Todos los martes
domingo, 24 de enero de 2010
Me cantaba al oído. Cada martes algo diferente: canciones de amores ridículos, pasiones prohibidas, desencuentros. Letras dulces, sonidos suaves de una voz privilegiada.
Era verano y me cantaba al oído.
Yo me dejaba transportar a tierras en las que todo valía, explorando mi cuerpo y el suyo, descubriendo rutinas ajenas a la de esposa y madre que me consumían el resto de los días.
El mar acompañaba nuestras escapadas y bajo el cobijo de las rocas me dejaba convencer de que sólo existían los martes.
Me cantaba al oído y todo era posible, todo era desborde, ternura, sensualidad.
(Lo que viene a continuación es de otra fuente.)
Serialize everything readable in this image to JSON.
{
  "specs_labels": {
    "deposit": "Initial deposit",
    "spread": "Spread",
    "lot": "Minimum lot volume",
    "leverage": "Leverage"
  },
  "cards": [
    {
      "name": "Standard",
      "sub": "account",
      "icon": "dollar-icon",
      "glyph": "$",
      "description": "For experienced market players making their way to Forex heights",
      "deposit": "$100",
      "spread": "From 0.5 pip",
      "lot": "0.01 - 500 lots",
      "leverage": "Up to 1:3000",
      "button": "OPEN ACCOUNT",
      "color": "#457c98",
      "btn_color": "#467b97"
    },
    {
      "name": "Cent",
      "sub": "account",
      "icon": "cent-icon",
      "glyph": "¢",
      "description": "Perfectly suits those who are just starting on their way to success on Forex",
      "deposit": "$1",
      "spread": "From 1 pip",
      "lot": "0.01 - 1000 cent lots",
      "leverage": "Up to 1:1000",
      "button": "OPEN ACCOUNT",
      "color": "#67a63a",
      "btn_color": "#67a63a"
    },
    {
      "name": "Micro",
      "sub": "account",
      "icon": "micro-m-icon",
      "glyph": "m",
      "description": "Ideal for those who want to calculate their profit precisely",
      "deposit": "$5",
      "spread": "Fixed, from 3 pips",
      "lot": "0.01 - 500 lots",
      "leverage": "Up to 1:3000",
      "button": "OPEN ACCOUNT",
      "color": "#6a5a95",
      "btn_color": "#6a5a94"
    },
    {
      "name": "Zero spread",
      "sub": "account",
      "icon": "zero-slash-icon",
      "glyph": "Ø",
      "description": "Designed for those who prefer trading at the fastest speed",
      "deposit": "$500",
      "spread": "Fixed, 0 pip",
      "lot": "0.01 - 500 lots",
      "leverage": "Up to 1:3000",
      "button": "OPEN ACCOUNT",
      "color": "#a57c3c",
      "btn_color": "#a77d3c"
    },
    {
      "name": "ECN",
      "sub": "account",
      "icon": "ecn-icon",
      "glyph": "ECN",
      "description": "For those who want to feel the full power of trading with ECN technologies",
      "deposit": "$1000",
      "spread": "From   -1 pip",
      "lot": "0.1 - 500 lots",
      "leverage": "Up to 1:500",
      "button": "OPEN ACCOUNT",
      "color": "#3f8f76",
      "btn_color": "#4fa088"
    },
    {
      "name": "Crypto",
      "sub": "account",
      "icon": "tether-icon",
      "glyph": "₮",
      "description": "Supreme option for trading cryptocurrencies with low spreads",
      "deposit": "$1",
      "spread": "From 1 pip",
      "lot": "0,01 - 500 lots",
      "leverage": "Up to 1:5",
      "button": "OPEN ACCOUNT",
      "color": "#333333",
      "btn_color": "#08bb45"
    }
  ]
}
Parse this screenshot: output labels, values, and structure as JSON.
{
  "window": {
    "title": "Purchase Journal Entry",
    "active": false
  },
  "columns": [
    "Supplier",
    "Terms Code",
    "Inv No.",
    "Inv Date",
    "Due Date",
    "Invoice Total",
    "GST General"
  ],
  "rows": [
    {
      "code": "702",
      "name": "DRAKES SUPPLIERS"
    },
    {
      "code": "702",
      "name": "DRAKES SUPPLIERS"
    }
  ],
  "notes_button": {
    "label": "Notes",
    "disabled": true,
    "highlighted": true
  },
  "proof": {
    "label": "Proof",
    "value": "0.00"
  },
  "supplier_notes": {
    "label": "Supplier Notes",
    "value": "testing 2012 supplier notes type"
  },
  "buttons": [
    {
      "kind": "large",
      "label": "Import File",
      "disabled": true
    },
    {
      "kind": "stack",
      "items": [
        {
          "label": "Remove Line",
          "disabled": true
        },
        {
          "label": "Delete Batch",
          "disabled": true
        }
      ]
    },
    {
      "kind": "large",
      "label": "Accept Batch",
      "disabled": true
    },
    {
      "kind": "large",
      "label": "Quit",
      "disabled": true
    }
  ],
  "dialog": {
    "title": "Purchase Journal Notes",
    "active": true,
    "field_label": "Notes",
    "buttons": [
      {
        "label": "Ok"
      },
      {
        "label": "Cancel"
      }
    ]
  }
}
Se borraban los límites y me veía traspasarlos leve, feliz.
Pronto dejaron de importar las promesas y mi camino fue una semana esperando el martes, una mentira de miércoles a lunes.
Pero el verano se fue, como se van siempre las cosas bellas y ella también, con sus canciones susurradas y sus labios prohibidos.
Sólo quedo el mar y el arrullo del vacío.
No pude seguirla. Las canciones de amor son siempre trágicas.
Desde entonces me pregunto, cuando llega el verano y dejo caer mi sombra a la orilla del mar ¿cómo se puede seguir viviendo sin un maldito martes que te cante al oído?